Facilities and Security – Annual Report 2019
Committed to efficiency, safety, and cost containment, the Judiciary has actively reduced the space it occupies in buildings around the country, while also working with the General Services Administration to replace outmoded courthouses with modern, secure facilities.
Cost Savings Through Efficient Space Management
The Judiciary continued to reap cost savings from the space reduction policies adopted by the Judicial Conference since 2013, which are estimated to have produced some $136 million in cumulative savings.
The space reduction initiative is a multi-pronged effort to contain costs by reducing rent payments and making innovative use of technology to foster the efficient use of existing office and courtroom space. The project involves close collaboration among the courts, the Administrative Office of the U.S. Courts (AO), and the General Services Administration (GSA).
The Judiciary in 2019 made progress with its No Net New space policy, which requires an increase in square footage within a circuit to be offset by an equivalent reduction in square footage. The No Net New policy requires ongoing vigilance by the courts to manage space growth. The policy excludes new courthouse construction, renovation, or alteration projects approved by Congress.
The Judiciary established a 3 percent space reduction goal systemwide in 2013. By the end of 2018, it had surpassed that goal, reducing its national footprint by approximately 1.1 million square feet – 30 percent more than its original goal of 870,000 square feet. This produced a cumulative five-year cost avoidance of approximately $105 million. In addition to space reduction and the No Net New policy, the Judicial Conference directed each circuit judicial council to formulate a space and rent management plan for achieving space reduction and to explore opportunities to reduce court space by maximizing technology and flexibility in the workplace.
The No Net New policy is designed to be an ongoing effort that helps courts manage their space more efficiently and avoid costly space expansions. Based on new rules adopted by the Judicial Conference in the fall of 2018, nine No Net New projects were initiated. The projects are expected to reduce the Judiciary’s footprint by an additional 62,000 square feet, for an added $3 million in rent cost avoidance every year.
As part of a joint effort, the Judiciary and GSA are working to maximize the value of the approximately $1 billion that the Judiciary pays the GSA each year for rent and related services.
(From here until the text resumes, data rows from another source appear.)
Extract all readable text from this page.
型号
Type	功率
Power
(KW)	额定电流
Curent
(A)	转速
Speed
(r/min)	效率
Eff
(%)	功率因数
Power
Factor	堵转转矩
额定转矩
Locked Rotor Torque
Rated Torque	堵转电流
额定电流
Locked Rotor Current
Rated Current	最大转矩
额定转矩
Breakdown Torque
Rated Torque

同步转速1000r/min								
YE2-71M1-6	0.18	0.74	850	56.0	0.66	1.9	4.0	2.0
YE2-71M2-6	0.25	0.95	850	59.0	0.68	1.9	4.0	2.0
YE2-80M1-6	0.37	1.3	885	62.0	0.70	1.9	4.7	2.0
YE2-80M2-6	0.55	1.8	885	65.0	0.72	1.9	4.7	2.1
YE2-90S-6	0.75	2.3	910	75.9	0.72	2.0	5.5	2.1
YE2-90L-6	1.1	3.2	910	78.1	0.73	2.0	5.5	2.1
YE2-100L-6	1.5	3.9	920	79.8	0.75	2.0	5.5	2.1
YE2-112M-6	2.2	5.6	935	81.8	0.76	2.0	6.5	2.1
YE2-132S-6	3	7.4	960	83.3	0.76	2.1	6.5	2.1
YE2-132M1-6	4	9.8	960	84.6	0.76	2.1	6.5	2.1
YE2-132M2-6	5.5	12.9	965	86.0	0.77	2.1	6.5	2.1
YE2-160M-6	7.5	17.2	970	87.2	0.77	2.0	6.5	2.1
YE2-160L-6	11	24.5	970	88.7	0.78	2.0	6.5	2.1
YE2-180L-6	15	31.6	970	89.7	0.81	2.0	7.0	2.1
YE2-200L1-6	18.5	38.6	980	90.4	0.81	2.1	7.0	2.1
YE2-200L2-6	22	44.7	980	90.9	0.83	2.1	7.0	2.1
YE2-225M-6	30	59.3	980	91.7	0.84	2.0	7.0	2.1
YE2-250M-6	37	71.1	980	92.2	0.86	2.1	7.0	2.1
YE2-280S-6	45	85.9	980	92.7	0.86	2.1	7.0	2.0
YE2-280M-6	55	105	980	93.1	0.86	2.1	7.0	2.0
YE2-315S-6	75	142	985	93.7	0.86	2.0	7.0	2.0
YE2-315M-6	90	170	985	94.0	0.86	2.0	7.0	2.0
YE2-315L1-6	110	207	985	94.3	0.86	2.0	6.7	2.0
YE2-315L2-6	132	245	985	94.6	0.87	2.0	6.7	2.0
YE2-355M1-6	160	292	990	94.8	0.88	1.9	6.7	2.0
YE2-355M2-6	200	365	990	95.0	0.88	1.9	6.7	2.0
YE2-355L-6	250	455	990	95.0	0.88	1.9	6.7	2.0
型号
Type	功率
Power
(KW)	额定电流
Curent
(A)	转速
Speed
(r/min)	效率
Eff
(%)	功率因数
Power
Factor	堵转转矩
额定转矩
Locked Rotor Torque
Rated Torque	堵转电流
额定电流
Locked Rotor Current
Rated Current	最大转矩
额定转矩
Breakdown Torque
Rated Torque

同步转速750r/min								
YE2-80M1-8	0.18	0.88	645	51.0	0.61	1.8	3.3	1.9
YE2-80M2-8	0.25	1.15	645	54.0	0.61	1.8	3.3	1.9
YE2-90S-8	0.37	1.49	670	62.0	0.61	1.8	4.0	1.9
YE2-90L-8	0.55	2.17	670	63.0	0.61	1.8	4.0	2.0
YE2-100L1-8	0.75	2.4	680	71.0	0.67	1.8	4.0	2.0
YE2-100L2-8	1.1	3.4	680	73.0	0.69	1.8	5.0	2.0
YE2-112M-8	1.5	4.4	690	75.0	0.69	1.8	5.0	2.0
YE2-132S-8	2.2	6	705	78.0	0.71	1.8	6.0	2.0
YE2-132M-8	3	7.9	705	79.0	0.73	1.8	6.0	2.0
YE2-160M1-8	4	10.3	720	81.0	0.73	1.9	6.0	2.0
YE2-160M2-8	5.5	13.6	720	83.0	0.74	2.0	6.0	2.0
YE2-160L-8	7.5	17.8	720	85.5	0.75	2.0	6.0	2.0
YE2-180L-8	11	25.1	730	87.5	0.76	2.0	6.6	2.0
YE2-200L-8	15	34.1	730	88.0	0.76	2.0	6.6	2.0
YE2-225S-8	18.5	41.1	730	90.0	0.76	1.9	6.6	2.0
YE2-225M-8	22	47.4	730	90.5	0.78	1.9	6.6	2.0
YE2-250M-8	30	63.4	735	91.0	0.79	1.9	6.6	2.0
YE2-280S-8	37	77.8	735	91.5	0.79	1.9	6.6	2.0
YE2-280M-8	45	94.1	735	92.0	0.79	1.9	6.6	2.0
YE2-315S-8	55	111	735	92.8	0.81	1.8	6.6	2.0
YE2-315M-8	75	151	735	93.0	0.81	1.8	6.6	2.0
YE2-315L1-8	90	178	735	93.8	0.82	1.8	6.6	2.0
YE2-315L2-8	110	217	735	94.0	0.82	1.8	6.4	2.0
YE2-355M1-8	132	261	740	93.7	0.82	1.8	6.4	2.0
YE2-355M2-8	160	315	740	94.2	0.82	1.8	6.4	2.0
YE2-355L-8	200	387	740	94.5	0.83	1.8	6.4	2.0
As part of the joint Service Validation Initiative (SVI), four training webcasts were held in 2019 on the topics of contracting, building management, and overtime utilities. A national in-person training program on the topics of facilities and security is being planned for 2020.
The SVI agreements have reduced Judiciary costs by approximately $64 million over the past six years by such measures as adopting more equitable annual rent strategies and allowing courts to return unassigned vacant space to the GSA.
The objectives of the SVI, which began in 2015, are to review policies and business practices continually in these areas: appraisal methodology and return-on-investment pricing practice; overtime utility estimating and sharing of energy savings; space assignment, classification, and billing validation; project management; building management, service requests, and building operations; and acquisitions.
The initiative led to the Judiciary and GSA reaching a consensus on a rent strategy that allows the Judiciary to pay its obligations based on fair annual rent (FAR) appraisals rather than on return-on-investment pricing in certain facilities. With the FAR methodology, rent is based on market rates, and appraisals are done every five years by an outside appraiser and reviewed and approved by the GSA. Return-on-investment pricing is used by the GSA when the FAR-based rental rates do not meet its return-on-investment target rate, which is a goal set by the GSA to ensure its assets are recovering the minimum cost of ownership and reinvestment.
Ten new courthouse projects are underway, in various stages of planning, design development, and construction, as a result of construction funds approved by Congress in fiscal years 2016 and 2018. Courthouses in Charlotte, NC; Nashville, TN; and Savannah, GA, are expected to be finished first, in fiscal year 2021. A courthouse in Harrisburg, PA, is scheduled to be completed early in fiscal year 2022. The omnibus spending bills that funded the government in FY 2016 and FY 2018 provided GSA with approximately $1.4 billion for new courthouse construction. Since then, the AO has worked with the GSA and the courts to manage the courthouse building projects.
To help plan for responses to disasters, the AO during 2019 worked with several courts on their emergency preparedness plans and assisted with emergency support efforts in courts affected by extreme weather.
The AO provided satellite communications sets and training in their use to courts in Alaska and to those located on islands – Hawaii, Puerto Rico, the U.S. Virgin Islands, Guam, and the Northern Mariana Islands. It also coordinated emergency support efforts for courts affected by hurricanes and wildfires. Preparation and response services were provided to court districts affected by wildfires and power outages throughout California and to districts affected by hurricanes in Southern Georgia, Eastern North Carolina, South Carolina, Eastern Virginia, Puerto Rico, and the U.S. Virgin Islands.
The AO facilitated emergency preparedness exercises in several court districts around the country. Each event was designed to increase the Judiciary’s ability to respond to and recover from major incidents by supplying needed resources, ensuring the continuity of operations during disasters, providing training, building relationships with federal and state partners, and identifying areas for improvement.